Dust in the Wind: testing a new paradigm for the nature of AGN feedback

Rosario, David J. V.; Burtscher, Leonard; Hoenig, Sebastian F.; Alonso-Herrero, Almudena; Asmus, Daniel; Boeker, Torsten; Boorman, Peter; Davies, Richard I.; Diaz-Santos, Tanio; Fuller, Lindsay; Gandhi, Poshak; Garcia Bernete, Ismael; Garcia Marin, Macarena; Garcia-Burillo, Santiago; Gonzalez-Martin, Omaira; Hicks, Erin K. S.; Ichikawa, Kohei; Imanishi, Masatoshi; Izumi, Takuma; Labiano, Alvaro; Packham, Chris; Ramos Almeida, Cristina; Ricci, Claudio; Roche, Patrick; Rouan, Daniel; Shimizu, Thomas Taro; Stalevski, Marko; Wada, Keiichi; Williamson, David John
Referencia bibliográfica

JWST Proposal. Cycle 1

Fecha de publicación:
3
2021
Número de autores
29
Número de autores del IAC
1
Número de citas
0
Número de citas referidas
0
Descripción
Understanding the ouflows driven by Active Galactic Nuclei (AGN) is of key importance for the modern view of galaxy evolution. A recent paradigm shift in our picture of dust in the vicinity of AGN offers promise for outflow science. We now know that a major part of an AGN's mid-infrared (MIR) dust emission comes from a polar structure that arises in a radiatively-accelerated dusty wind. Ground-based work has shown that similar polar emission is also found hundreds of pc away from the nucleus. If we can confirm that this extended polar emission is fundamentally connected to the pc-scale dusty wind, it will be our best evidence yet for a coherent dynamical connection between nuclear and galaxy-scale outflows.

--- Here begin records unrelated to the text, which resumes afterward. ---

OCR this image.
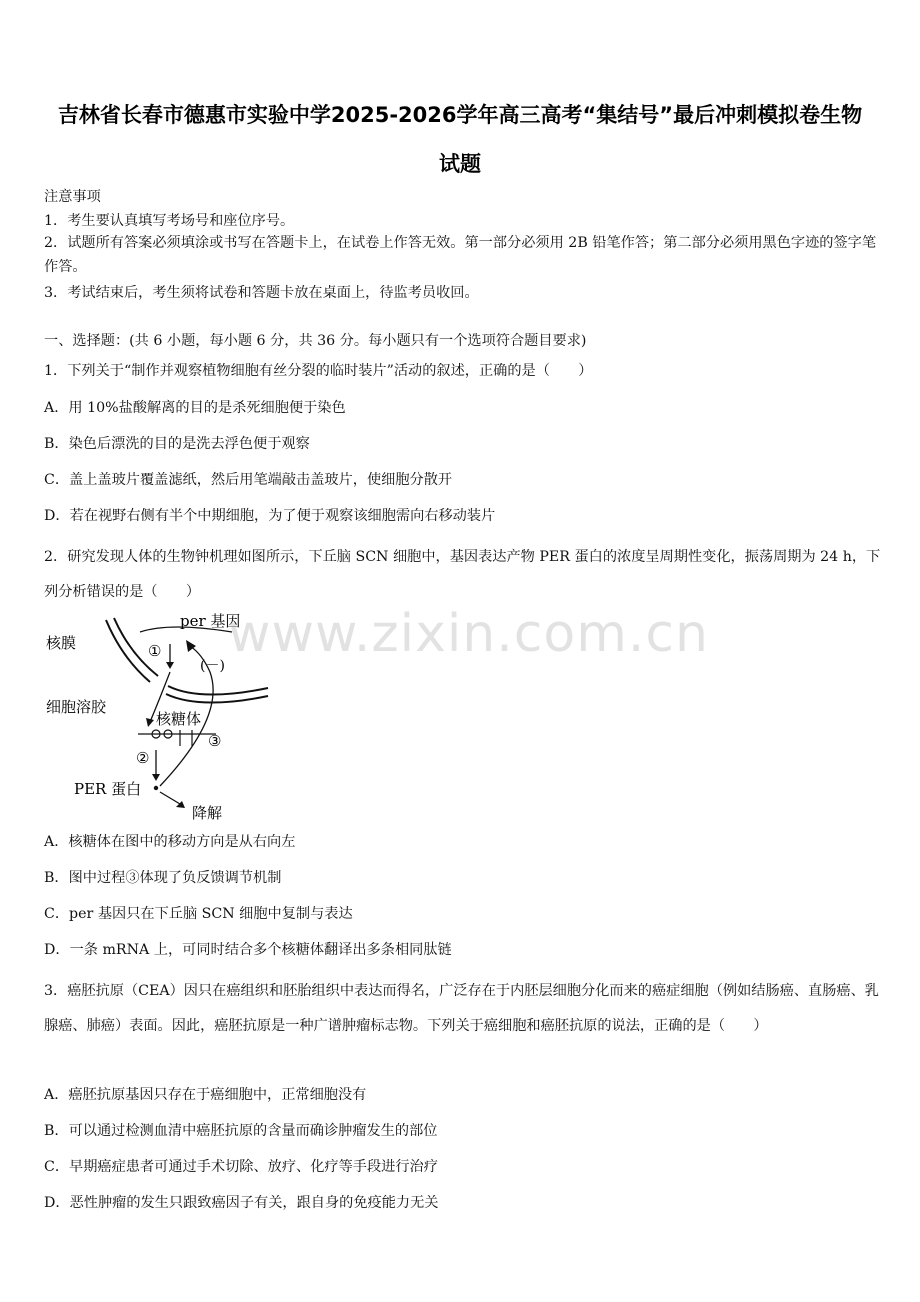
吉林省长春市德惠市实验中学2025-2026学年高三高考“集结号”最后冲刺模拟卷生物
试题
注意事项
1．考生要认真填写考场号和座位序号。
2．试题所有答案必须填涂或书写在答题卡上，在试卷上作答无效。第一部分必须用 2B 铅笔作答；第二部分必须用黑色字迹的签字笔作答。
3．考试结束后，考生须将试卷和答题卡放在桌面上，待监考员收回。
一、选择题：(共 6 小题，每小题 6 分，共 36 分。每小题只有一个选项符合题目要求)
1．下列关于“制作并观察植物细胞有丝分裂的临时装片”活动的叙述，正确的是（　　）
A．用 10%盐酸解离的目的是杀死细胞便于染色
B．染色后漂洗的目的是洗去浮色便于观察
C．盖上盖玻片覆盖滤纸，然后用笔端敲击盖玻片，使细胞分散开
D．若在视野右侧有半个中期细胞，为了便于观察该细胞需向右移动装片
2．研究发现人体的生物钟机理如图所示，下丘脑 SCN 细胞中，基因表达产物 PER 蛋白的浓度呈周期性变化，振荡周期为 24 h，下列分析错误的是（　　）
per 基因
核膜
细胞溶胶
①
(－)
核糖体
②
③
PER 蛋白
降解
www.zixin.com.cn
A．核糖体在图中的移动方向是从右向左
B．图中过程③体现了负反馈调节机制
C．per 基因只在下丘脑 SCN 细胞中复制与表达
D．一条 mRNA 上，可同时结合多个核糖体翻译出多条相同肽链
3．癌胚抗原（CEA）因只在癌组织和胚胎组织中表达而得名，广泛存在于内胚层细胞分化而来的癌症细胞（例如结肠癌、直肠癌、乳腺癌、肺癌）表面。因此，癌胚抗原是一种广谱肿瘤标志物。下列关于癌细胞和癌胚抗原的说法，正确的是（　　）
A．癌胚抗原基因只存在于癌细胞中，正常细胞没有
B．可以通过检测血清中癌胚抗原的含量而确诊肿瘤发生的部位
C．早期癌症患者可通过手术切除、放疗、化疗等手段进行治疗
D．恶性肿瘤的发生只跟致癌因子有关，跟自身的免疫能力无关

This proposal will employ MIRI multi-filter imaging to unravel the nature of AGN-heated emission beyond the central 100 parsec. It relies on the unparalleled surface-brightness sensitivity of JWST, a strength that the best ground-based instruments cannot match. Our 8 targets are well-studied nearby Seyferts that already have established polar dust detections, and are carefully selected for their high-resolution ancillary data (HST imaging, AO-assisted and ALMA 3D spectroscopy).

The new JWST data will reveal the structure and colors of the extended dust. We will compare the geometry of the dust to the predictions of hydrodynamic simulations, determine its masses and energy content using state-of-the-art radiative transfer models, and explore its grain composition using novel diagnostics of broad-band spectral features. Along with ancillary kinematic information, we will test the salient hypothesis that the extended dust emission is shaped by a nuclear outflow.